Sustainability is an extremely broad field that can be implemented in every aspect of our lives. The United Nations Rio+20 Conference in 2012 highlighted seven areas which need priority attention; these include decent jobs, energy, sustainable cities, food security and sustainable agriculture, water, oceans and disaster readiness. Of these seven areas I have taken a keen interest in sustainable cities and water.

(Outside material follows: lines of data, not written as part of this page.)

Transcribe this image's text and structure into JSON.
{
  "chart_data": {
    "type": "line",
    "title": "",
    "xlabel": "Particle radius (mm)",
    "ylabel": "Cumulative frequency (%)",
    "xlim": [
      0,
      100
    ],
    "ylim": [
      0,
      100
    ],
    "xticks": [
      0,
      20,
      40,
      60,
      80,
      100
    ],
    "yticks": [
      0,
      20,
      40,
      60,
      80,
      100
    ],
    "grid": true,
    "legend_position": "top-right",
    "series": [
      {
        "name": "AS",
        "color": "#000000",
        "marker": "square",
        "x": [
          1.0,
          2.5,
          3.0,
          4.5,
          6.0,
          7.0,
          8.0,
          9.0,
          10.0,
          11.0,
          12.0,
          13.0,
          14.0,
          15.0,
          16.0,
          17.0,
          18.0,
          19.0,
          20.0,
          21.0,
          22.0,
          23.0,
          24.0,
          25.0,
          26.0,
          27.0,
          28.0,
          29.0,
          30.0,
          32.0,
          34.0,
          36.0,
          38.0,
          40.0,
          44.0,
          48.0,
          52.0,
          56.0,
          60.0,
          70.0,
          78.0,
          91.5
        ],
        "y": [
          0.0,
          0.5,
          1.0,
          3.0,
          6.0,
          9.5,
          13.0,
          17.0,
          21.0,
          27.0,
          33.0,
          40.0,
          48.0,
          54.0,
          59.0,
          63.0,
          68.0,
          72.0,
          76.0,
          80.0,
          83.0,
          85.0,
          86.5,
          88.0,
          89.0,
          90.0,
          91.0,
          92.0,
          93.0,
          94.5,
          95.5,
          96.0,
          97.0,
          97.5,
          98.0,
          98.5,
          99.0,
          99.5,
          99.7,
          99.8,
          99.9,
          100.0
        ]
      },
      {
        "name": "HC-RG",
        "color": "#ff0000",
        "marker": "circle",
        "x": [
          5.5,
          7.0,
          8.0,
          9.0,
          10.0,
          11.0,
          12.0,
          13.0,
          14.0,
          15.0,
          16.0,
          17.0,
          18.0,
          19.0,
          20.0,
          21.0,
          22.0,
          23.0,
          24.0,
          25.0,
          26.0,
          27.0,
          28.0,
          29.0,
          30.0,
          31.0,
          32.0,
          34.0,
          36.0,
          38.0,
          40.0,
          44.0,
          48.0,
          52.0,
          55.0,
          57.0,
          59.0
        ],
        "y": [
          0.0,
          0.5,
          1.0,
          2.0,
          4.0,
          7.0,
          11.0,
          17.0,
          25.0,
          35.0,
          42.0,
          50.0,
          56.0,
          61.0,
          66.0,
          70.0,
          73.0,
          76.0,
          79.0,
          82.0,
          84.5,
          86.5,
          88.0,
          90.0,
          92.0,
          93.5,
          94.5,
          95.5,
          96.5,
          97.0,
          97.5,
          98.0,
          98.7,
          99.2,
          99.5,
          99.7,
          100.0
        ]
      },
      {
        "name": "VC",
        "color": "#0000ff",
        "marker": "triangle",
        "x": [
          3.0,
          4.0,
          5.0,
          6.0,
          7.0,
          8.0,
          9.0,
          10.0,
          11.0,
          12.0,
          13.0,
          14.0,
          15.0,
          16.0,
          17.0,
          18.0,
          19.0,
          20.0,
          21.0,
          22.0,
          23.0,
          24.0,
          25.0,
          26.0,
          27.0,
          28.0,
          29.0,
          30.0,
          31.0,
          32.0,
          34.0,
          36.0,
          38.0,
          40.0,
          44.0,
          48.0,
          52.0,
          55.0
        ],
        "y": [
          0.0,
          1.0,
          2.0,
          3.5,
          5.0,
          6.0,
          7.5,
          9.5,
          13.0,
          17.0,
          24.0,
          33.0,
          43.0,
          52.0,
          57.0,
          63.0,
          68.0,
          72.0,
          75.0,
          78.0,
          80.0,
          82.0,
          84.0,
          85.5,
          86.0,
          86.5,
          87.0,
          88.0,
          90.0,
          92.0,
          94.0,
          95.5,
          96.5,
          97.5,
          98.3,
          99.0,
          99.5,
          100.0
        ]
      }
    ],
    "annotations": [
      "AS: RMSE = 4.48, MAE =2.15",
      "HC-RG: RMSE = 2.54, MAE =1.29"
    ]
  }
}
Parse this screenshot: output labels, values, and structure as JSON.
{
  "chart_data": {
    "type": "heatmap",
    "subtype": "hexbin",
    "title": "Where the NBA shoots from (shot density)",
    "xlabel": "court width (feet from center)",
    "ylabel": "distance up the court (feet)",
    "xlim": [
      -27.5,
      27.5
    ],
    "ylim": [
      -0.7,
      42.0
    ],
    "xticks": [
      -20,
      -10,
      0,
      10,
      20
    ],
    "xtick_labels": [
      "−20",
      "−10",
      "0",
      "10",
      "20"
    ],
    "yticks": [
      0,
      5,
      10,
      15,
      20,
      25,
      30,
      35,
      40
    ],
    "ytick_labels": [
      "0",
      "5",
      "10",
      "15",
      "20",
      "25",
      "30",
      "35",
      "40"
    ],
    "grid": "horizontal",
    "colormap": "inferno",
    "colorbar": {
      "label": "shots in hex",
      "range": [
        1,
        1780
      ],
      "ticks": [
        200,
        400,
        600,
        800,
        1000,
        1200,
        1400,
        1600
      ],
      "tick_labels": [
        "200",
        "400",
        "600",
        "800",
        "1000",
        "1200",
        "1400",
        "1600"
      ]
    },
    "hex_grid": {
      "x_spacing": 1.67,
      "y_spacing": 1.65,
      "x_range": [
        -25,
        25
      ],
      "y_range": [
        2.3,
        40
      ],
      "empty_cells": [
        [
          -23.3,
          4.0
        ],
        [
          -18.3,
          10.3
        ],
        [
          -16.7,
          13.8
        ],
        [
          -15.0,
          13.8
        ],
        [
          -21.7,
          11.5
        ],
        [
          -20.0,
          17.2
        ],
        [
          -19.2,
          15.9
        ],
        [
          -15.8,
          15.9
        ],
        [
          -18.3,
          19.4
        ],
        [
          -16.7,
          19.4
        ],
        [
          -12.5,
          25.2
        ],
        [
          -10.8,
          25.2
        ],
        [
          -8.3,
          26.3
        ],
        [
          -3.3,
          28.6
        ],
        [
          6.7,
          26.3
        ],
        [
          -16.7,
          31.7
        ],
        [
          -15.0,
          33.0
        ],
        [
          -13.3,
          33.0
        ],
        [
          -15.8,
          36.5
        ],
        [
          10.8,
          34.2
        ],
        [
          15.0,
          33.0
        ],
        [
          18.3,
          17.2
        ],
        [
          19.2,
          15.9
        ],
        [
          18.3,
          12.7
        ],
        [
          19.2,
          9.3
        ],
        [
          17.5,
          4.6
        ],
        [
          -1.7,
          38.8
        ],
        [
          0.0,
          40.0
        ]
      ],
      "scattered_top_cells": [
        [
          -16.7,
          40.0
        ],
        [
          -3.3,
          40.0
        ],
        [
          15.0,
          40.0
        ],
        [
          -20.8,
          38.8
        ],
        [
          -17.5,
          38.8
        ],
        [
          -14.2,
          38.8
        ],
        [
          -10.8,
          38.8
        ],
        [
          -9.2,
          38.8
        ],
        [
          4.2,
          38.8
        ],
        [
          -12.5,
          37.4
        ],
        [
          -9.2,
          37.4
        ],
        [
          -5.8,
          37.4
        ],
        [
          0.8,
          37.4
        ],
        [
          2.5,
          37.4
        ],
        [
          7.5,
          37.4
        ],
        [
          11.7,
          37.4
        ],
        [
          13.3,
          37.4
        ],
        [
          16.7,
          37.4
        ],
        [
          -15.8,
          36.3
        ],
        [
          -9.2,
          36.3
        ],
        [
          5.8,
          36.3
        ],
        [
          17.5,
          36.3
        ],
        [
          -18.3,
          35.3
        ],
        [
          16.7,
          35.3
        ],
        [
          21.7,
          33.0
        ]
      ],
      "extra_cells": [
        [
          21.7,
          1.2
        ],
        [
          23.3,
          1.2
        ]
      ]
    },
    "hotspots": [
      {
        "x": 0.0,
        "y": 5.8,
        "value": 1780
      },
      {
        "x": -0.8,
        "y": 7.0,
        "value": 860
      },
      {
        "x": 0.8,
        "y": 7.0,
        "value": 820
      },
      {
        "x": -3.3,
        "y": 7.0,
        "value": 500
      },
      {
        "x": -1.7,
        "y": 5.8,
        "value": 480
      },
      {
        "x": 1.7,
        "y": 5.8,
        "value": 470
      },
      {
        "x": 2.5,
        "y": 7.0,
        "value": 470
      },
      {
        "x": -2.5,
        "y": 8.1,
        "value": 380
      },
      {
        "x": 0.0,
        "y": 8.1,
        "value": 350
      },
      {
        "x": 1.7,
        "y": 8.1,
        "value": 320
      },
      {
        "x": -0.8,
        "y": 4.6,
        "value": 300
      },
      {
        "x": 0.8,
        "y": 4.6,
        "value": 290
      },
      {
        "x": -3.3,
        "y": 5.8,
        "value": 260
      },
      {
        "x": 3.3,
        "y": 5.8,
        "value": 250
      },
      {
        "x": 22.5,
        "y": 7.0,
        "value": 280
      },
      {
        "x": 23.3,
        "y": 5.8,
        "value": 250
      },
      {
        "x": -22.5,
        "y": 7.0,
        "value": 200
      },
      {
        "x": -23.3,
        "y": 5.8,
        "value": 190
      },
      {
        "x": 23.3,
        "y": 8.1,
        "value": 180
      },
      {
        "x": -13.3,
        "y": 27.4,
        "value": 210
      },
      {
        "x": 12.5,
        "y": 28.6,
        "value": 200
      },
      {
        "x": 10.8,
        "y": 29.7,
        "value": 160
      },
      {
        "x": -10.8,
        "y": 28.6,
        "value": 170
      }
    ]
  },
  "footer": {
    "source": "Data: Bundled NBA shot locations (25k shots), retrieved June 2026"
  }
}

The world is in a water crisis and there are entire cities in South Africa and India, for example, that have been on the verge of running out of water completely. Closer to home, only 16.6% and 39.6% of the population in Trinidad and Tobago, respectively, are provided with a 24-hour supply by WASA. Personally, I am tired of my water being cut for days on end and if, as a Civil Engineer, I am able to do something about it I would definitely want to try. In terms of sustainable cities, this is what got me into civil engineering in the first place, so to make an impact in this field would be a great personal achievement for me.


What are your personal goals?


My immediate short term goal for the next couple of months is to get an internship related to sustainable development. In terms of my year-long goal, finishing this last year of my degree strong is at the top of my list. In terms of my long term goals, it is my hope to make a significant impact on T&T’s built environment through green building practices.


As a contributor to REgenTT Perspectives, what can our readers expect from you in the future?


In the future I would like to explore ways in which we as a society can make changes to live more sustainably, discussing old and new technologies and practices that could possibly be implemented and highlighting organizations and individuals within our community who have already made efforts in this regard.


If you had three wishes what would they be?


My first wish would be to make healthy vegan food taste just as good my favorite junk foods. My second wish is that we discover a foolproof solution to climate change and that we aren’t too late. And for my last wish, would it be cheating to ask for three more wishes?